I Sanguineti in Gallura
I fratelli Giovanni Battista e Gerolamo Sanguineti erano giunti in Sardegna nella seconda metà dell’800. I due commercianti liguri avevano scelto di impiantare le sedi principali dei propri interessi in Gallura, in particolare nelle località di Terranova e di Tempio, in virtù della disposizione naturale di queste terre, ricche da sempre di una risorsa che iniziava a sedurre l’intera Europa: il sughero. Da quando nel 1856 l’industriale calangianese Marco Corda ne inaugurò l’esportazione in Francia, “l’oro morbido” specie nel paese d’oltralpe, era divenuto conosciutissimo e la domanda di mercato stava acquisendo sempre più spessore: non fu certamente un caso il successo che il sughero gallurese riscosse all’esposizione di Parigi del 18991. I fratelli Sanguineti avevano fiutato che la soffice corazza vegetale, se sfruttata a dovere, avrebbe fatto la loro fortuna.
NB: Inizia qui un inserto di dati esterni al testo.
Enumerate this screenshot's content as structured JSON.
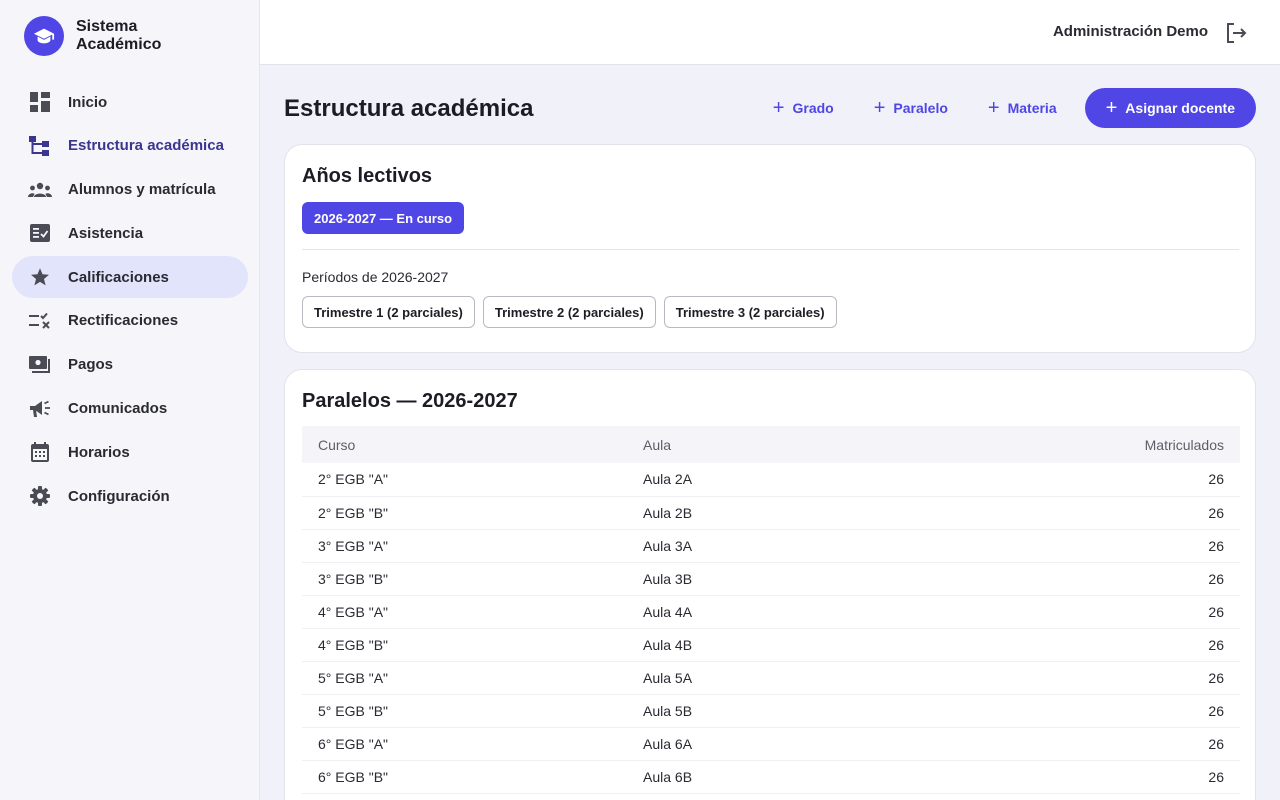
{
  "app": {
    "name_line1": "Sistema",
    "name_line2": "Académico"
  },
  "colors": {
    "accent": "#4f46e5",
    "selected_bg": "#e2e4fb"
  },
  "sidebar": {
    "items": [
      {
        "label": "Inicio",
        "icon": "dashboard-icon"
      },
      {
        "label": "Estructura académica",
        "icon": "hierarchy-icon"
      },
      {
        "label": "Alumnos y matrícula",
        "icon": "people-icon"
      },
      {
        "label": "Asistencia",
        "icon": "checklist-icon"
      },
      {
        "label": "Calificaciones",
        "icon": "star-icon"
      },
      {
        "label": "Rectificaciones",
        "icon": "rule-edit-icon"
      },
      {
        "label": "Pagos",
        "icon": "payments-icon"
      },
      {
        "label": "Comunicados",
        "icon": "megaphone-icon"
      },
      {
        "label": "Horarios",
        "icon": "calendar-icon"
      },
      {
        "label": "Configuración",
        "icon": "gear-icon"
      }
    ]
  },
  "header": {
    "user": "Administración Demo"
  },
  "page": {
    "title": "Estructura académica",
    "actions": {
      "grado": "Grado",
      "paralelo": "Paralelo",
      "materia": "Materia",
      "asignar": "Asignar docente"
    }
  },
  "years": {
    "title": "Años lectivos",
    "current": "2026-2027 — En curso",
    "periods_label": "Períodos de 2026-2027",
    "periods": [
      "Trimestre 1 (2 parciales)",
      "Trimestre 2 (2 parciales)",
      "Trimestre 3 (2 parciales)"
    ]
  },
  "paralelos": {
    "title": "Paralelos — 2026-2027",
    "columns": {
      "curso": "Curso",
      "aula": "Aula",
      "matriculados": "Matriculados"
    },
    "rows": [
      {
        "curso": "2° EGB \"A\"",
        "aula": "Aula 2A",
        "matriculados": "26"
      },
      {
        "curso": "2° EGB \"B\"",
        "aula": "Aula 2B",
        "matriculados": "26"
      },
      {
        "curso": "3° EGB \"A\"",
        "aula": "Aula 3A",
        "matriculados": "26"
      },
      {
        "curso": "3° EGB \"B\"",
        "aula": "Aula 3B",
        "matriculados": "26"
      },
      {
        "curso": "4° EGB \"A\"",
        "aula": "Aula 4A",
        "matriculados": "26"
      },
      {
        "curso": "4° EGB \"B\"",
        "aula": "Aula 4B",
        "matriculados": "26"
      },
      {
        "curso": "5° EGB \"A\"",
        "aula": "Aula 5A",
        "matriculados": "26"
      },
      {
        "curso": "5° EGB \"B\"",
        "aula": "Aula 5B",
        "matriculados": "26"
      },
      {
        "curso": "6° EGB \"A\"",
        "aula": "Aula 6A",
        "matriculados": "26"
      },
      {
        "curso": "6° EGB \"B\"",
        "aula": "Aula 6B",
        "matriculados": "26"
      }
    ]
  }
}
La strategia comune non fu quella di improvvisarsi d’un lampo artigiani sugherieri: essi compresero che la strada migliore, almeno per gli inizi, era quella di comprare i semilavorati e i prodotti finiti per destinarli al mercato estero, con un occhio particolare alla Francia; tutto questo, unito alla esportazione dei prodotti agricoli e del prezioso tannino (che si estraeva dalla corteccia dei lecci e serviva per la concia delle pelli).
La robustezza economica dei Sanguineti doveva essere davvero consistente: i piani di esportazione, nello scorcio di fine secolo, non trovavano di sicuro le condizioni favorevoli nella politica del Regno. Di quanto fosse agitato il “mare” della vendita delle merci all’estero, ne sapevano qualcosa un po’ tutti gli imprenditori del mezzogiorno: da quando il governo, con la tariffa doganale del 1887, aveva consolidato la politica protezionistica, esportare, specialmente in Francia, significava fronteggiare autentiche tempeste di dazi e tributi. Ma d’altronde non v’è da meravigliarsi, se si pensa che la ditta Sanguineti e Figli risaliva al 1526 e che molti dei Velieri che curavano gli interessi dei genovesi facendo la spola tra Olbia, Golfo Aranci, Santa Teresa e Marsiglia, erano di proprietà dell’antica casata.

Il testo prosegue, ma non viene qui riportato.